PALU, theopini.id – Gubernur Sulawesi Tengah (Sulteng) H Anwar Hafid menegaskan, pemerintah daerah tidak menolak investasi, namun tetap menempatkan penataan ruang sebagai fondasi utama dalam setiap kebijakan pembangunan.

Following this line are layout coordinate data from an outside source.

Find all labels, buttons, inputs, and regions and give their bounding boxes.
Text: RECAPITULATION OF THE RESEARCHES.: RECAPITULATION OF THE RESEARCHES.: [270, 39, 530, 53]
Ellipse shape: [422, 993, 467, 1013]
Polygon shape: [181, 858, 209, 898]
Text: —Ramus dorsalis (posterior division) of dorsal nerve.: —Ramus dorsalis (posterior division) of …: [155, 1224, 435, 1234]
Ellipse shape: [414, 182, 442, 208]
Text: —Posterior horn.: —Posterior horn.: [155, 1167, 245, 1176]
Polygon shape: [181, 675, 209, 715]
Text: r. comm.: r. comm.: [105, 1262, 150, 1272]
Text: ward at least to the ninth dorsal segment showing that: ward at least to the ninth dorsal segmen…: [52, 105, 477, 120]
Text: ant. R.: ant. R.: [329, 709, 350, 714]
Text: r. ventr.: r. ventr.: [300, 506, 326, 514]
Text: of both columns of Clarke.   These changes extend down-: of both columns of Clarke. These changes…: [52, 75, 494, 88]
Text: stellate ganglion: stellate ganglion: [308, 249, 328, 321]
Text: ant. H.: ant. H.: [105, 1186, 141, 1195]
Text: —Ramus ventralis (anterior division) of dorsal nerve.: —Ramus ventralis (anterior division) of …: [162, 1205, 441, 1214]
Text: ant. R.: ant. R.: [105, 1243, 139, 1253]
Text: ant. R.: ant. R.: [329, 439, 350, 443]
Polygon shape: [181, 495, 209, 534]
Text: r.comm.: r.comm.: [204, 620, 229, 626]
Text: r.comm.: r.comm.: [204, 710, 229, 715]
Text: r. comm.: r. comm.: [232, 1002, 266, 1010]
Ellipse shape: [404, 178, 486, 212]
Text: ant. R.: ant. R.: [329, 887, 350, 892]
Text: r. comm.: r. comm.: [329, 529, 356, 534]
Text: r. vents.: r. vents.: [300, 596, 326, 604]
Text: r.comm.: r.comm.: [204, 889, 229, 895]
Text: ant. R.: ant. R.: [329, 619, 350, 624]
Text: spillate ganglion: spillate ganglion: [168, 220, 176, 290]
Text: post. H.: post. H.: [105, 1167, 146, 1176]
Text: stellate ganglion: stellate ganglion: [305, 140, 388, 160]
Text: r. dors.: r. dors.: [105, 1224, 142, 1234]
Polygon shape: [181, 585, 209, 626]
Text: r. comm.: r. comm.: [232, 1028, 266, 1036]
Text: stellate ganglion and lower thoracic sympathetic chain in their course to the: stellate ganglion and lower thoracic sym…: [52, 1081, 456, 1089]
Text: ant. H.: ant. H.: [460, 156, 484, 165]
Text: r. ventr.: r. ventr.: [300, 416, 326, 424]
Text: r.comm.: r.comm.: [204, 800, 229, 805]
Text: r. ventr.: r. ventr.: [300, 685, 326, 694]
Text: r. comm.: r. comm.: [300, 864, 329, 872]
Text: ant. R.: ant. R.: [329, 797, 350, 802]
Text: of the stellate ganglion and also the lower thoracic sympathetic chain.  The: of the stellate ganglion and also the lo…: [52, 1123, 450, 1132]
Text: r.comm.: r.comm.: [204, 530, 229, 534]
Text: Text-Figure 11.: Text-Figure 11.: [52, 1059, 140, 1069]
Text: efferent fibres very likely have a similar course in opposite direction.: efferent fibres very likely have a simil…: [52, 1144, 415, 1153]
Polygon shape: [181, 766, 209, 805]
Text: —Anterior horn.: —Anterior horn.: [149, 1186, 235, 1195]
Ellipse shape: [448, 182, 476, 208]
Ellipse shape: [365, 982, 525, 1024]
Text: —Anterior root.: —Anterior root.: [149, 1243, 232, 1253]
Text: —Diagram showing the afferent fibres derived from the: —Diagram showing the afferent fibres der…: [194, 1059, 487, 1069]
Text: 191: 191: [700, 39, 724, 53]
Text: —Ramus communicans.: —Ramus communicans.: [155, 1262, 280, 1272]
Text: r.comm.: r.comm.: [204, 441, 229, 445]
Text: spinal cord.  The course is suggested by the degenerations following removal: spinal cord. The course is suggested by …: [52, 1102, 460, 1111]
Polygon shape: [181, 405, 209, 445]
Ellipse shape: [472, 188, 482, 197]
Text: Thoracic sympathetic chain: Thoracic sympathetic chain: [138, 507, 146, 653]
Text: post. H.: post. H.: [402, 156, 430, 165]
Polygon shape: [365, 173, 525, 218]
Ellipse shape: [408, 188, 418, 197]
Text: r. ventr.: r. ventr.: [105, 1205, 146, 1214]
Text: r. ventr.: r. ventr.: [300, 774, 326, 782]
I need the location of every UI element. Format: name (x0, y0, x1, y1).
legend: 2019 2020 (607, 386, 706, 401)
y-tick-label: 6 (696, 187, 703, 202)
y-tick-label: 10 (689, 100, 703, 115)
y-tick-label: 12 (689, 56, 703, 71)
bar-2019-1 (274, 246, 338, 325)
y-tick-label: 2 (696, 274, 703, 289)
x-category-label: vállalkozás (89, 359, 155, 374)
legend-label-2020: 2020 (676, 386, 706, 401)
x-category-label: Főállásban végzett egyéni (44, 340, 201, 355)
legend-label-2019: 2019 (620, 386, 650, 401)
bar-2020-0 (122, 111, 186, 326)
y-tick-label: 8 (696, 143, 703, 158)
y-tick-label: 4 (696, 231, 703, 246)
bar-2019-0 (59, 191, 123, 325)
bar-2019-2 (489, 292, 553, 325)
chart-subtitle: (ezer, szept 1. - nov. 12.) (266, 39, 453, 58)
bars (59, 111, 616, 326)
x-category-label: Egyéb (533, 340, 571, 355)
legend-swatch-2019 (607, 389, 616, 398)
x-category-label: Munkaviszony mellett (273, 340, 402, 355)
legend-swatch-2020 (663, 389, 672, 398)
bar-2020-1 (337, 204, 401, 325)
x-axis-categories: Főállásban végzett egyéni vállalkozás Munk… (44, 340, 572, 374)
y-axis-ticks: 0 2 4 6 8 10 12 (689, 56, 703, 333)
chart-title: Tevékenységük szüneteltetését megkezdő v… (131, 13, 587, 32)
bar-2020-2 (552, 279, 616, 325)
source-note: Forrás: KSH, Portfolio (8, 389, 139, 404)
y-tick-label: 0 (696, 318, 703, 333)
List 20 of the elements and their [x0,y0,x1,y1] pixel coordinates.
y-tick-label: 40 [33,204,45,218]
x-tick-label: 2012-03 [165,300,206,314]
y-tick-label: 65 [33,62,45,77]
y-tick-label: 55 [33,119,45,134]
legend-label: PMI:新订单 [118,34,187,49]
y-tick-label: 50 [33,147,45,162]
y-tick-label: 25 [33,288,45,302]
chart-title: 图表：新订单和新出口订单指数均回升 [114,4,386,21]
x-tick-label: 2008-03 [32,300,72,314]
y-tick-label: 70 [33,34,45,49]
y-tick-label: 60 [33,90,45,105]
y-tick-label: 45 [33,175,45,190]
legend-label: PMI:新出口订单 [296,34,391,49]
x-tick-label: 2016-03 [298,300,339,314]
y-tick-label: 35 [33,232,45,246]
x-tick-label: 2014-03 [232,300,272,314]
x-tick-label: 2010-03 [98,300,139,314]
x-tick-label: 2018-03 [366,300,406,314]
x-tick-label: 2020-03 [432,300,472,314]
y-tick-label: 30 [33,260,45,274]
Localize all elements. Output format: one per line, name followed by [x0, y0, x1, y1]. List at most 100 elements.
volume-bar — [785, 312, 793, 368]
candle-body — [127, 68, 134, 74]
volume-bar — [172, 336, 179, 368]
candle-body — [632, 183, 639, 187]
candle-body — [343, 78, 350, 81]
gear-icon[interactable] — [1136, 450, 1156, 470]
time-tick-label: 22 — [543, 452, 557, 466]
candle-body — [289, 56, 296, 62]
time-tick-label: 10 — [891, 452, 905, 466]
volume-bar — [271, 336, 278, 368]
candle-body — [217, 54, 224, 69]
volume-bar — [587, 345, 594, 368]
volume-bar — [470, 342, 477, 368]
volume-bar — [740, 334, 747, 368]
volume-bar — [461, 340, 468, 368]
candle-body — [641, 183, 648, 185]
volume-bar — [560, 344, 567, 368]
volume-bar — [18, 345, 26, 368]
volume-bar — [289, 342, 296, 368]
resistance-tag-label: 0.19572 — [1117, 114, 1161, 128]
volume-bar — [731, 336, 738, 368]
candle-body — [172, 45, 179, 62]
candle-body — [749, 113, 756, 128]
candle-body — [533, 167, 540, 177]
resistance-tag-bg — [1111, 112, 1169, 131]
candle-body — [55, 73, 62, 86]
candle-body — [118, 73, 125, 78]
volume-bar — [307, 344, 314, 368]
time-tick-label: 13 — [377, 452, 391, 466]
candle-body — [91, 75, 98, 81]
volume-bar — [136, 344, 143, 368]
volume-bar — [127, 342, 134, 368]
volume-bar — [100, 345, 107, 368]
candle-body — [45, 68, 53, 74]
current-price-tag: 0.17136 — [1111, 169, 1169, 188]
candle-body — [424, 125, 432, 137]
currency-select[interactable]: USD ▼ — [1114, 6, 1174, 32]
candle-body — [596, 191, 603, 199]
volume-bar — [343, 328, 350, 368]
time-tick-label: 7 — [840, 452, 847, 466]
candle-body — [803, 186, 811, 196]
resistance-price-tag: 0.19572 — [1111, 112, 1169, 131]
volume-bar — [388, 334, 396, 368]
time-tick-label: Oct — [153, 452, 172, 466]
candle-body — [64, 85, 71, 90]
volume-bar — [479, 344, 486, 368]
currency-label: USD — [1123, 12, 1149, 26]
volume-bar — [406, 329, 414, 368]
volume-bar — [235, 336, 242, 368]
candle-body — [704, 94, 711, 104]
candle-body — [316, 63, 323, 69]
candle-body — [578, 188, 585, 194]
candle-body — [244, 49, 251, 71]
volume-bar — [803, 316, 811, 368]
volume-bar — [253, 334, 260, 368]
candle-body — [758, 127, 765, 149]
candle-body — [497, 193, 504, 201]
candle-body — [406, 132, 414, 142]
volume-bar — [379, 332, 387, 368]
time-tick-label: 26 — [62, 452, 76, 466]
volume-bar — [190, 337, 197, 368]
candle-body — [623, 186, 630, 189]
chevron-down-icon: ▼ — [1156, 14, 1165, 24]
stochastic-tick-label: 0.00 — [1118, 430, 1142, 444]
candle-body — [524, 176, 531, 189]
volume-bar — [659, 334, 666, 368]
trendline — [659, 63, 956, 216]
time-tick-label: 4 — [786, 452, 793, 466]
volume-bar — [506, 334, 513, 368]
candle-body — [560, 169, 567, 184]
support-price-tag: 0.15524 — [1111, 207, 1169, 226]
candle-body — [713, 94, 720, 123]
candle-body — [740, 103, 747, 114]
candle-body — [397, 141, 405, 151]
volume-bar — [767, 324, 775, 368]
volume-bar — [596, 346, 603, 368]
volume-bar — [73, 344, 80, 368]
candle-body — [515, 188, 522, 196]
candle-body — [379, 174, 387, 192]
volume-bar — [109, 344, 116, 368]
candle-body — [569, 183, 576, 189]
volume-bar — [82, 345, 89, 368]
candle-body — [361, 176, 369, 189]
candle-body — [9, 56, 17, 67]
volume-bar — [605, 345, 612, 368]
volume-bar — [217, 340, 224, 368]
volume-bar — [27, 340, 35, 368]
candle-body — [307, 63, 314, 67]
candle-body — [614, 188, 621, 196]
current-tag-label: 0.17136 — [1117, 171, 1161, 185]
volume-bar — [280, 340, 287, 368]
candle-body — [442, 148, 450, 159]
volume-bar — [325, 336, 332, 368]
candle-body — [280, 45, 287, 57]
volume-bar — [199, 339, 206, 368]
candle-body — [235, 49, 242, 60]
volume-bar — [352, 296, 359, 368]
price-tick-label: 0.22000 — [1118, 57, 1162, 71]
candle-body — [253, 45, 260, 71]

“Kami bukan anti-investasi. Tapi investasi tidak boleh mengabaikan hak-hak masyarakat dan lingkungan. Tata ruang harus menjadi dasar dalam membangun masa depan Indonesia yang lebih baik,” tegas Gubernur Anwar Hafid dalam Forum Koordinasi Pembangunan Wilayah Berbasis Penataan Ruang Pulau Sulawesi yang digelar di Kota Palu, Kamis, 10 Juli 2025.
Baca Juga: Pemda Parimo Gelar Konsultasi Publik Penyusunan KLHS Revisi RDTR
Ia menolak stigma bahwa kepala daerah yang taat aturan tata ruang dianggap menghambat investasi. Justru menurutnya, investasi yang sehat harus tunduk pada regulasi yang ada, khususnya Rencana Tata Ruang Wilayah (RTRW) dan Rencana Detail Tata Ruang (RDTR).
“Aturan ini harus di atas segalanya. Tidak bisa dikalahkan oleh alasan investasi. Justru investasi berkualitas lahir dari kepatuhan terhadap tata ruang,” ujarnya.
Gubernur Anwar Hafid juga menginstruksikan percepatan penetapan RDTR di seluruh kabupaten/kota di Sulawesi Tengah.
Ia menekankan pentingnya RDTR sebagai acuan dalam pemanfaatan ruang, pengendalian pembangunan, serta penerbitan izin usaha.
Lebih lanjut, ia menyebut, wilayah Sulawesi dan Indonesia Timur yang kaya akan sumber daya alam masih menghadapi tantangan ketimpangan infrastruktur.
Karena itu, penataan ruang menjadi elemen krusial dalam menyusun rencana pembangunan yang adil dan berkelanjutan.
“Saya berharap forum ini dapat melahirkan jalan tengah yang menyeimbangkan antara investasi dan tata ruang. Kita ingin pembangunan yang merata dan tidak meninggalkan siapa pun,” kata Anwar.
Ia pun kembali menyuarakan keyakinannya bahwa kawasan timur Indonesia menyimpan potensi besar sebagai pusat pertumbuhan nasional di masa depan.
Baca Juga: Dinas PUPRP Parimo Gelar Konsultasi Publik KLHS Revisi RDTR Perkotaan Parigi
“Saya yakin, mutiara Indonesia akan lahir dari Sulawesi dan bagian timur,” pungkasnya.
Sejumlah kepala daerah turut hadir dalam forum tersebut, di antaranya Gubernur Sulsel Andi Sudirman Sulaiman, Gubernur Sulbar Suhardi Duka, Gubernur Gorontalo Gusnar Ismail, dan Gubernur Papua Barat Daya Elisa Kambu.